Die ETA-Terroristen haben ihre Organisation zwar aufgelöst und der Gewalt abgeschworen, ihr Ziel der baskischen Unabhängigkeit wollen sie aber nicht aufgeben. Trotzdem spricht vieles dafür, dass dem Baskenland kein Katalonien-Szenario bevorsteht.

Von Hans Günter Kellner | 04.05.2018
    Gedenken in Madrid am 12. Juli 2017 an die Entführung und Ermordung des ehemaligen Stadtrats Miguel Angel Blanco vor dem Rathaus, durch baskische Separatisten vor 20 Jahren
    Im Zentrum der politischen Debatte steht heute die Frage, wie der letzten 50 Jahre künftig zu gedenken sein wird. (AFP/Pierre Philippe Marcou)

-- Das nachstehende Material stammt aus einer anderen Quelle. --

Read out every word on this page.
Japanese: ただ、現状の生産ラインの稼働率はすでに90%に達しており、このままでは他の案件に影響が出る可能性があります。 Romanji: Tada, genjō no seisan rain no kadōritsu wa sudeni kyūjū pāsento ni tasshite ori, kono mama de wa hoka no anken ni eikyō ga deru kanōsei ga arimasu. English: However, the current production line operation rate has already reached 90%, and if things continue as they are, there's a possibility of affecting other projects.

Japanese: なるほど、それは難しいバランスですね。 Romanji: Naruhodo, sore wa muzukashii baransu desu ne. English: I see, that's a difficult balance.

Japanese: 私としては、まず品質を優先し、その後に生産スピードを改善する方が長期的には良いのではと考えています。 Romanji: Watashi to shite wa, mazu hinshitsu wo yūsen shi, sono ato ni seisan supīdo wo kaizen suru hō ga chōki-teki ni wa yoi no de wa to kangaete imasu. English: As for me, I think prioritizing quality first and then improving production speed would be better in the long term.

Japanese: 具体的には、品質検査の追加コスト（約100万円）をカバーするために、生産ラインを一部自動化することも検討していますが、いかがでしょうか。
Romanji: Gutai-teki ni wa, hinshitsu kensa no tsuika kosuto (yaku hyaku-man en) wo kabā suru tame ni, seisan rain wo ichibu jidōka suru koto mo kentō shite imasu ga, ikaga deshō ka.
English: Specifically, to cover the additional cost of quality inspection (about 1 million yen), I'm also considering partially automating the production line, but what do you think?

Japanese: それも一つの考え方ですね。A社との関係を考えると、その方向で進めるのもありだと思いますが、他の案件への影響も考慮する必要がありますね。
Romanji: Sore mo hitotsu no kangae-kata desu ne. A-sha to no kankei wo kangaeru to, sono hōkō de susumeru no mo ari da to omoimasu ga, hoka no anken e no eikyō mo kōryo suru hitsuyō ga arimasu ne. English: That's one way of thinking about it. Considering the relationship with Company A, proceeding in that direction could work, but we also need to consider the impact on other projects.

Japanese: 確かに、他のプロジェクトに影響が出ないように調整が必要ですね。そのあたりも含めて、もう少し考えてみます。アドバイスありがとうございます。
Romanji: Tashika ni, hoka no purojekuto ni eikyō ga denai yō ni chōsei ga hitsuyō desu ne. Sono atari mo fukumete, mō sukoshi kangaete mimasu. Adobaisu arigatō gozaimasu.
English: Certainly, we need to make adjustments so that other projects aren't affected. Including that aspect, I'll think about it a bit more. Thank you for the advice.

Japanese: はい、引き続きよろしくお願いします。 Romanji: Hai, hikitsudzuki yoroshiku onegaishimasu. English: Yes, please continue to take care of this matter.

    Josu Urrutikoetxea, besser bekannt unter seinem Aliasnamen Josu Ternera, verliest das lange erwartete Kommuniqué der ETA. Der 67-Jährige Mann verkündet die Auflösung der Organisation, obwohl er immer noch von der spanischen Polizei gesucht wird.
    Auch der baskische Journalist Luis Aizpeolea hat sich diese Erklärung angesehen, auch für ihn persönlich ist das Ende der ETA ein Schlussstrich. Seit Jahrzehnten berichtet er über die Terrorgruppe, ihr Umfeld, ihre Opfer - zunächst schrieb er für baskische Regionalzeitungen, inzwischen für El País, die auflagenstärkste politische Tageszeitung Spaniens. Aus seiner Sicht kommt das Ende der ETA sehr spät:
    "Die ETA wurde besiegt. Sie hat die Waffen niedergelegt, ohne irgendein Ziel zu erreichen - nicht einmal Hafterleichterungen für ihre 300 Mitglieder in den spanischen und französischen Gefängnissen. Darüber gab es zuletzt 2006 Verhandlungen mit dem sozialistischen Regierungschef Zapatero. Aber diese Verhandlungen hat die ETA selbst mit einem Anschlag auf den Madrider Flughafen torpediert. Seither war nicht einmal mehr an solche Gespräche zu denken."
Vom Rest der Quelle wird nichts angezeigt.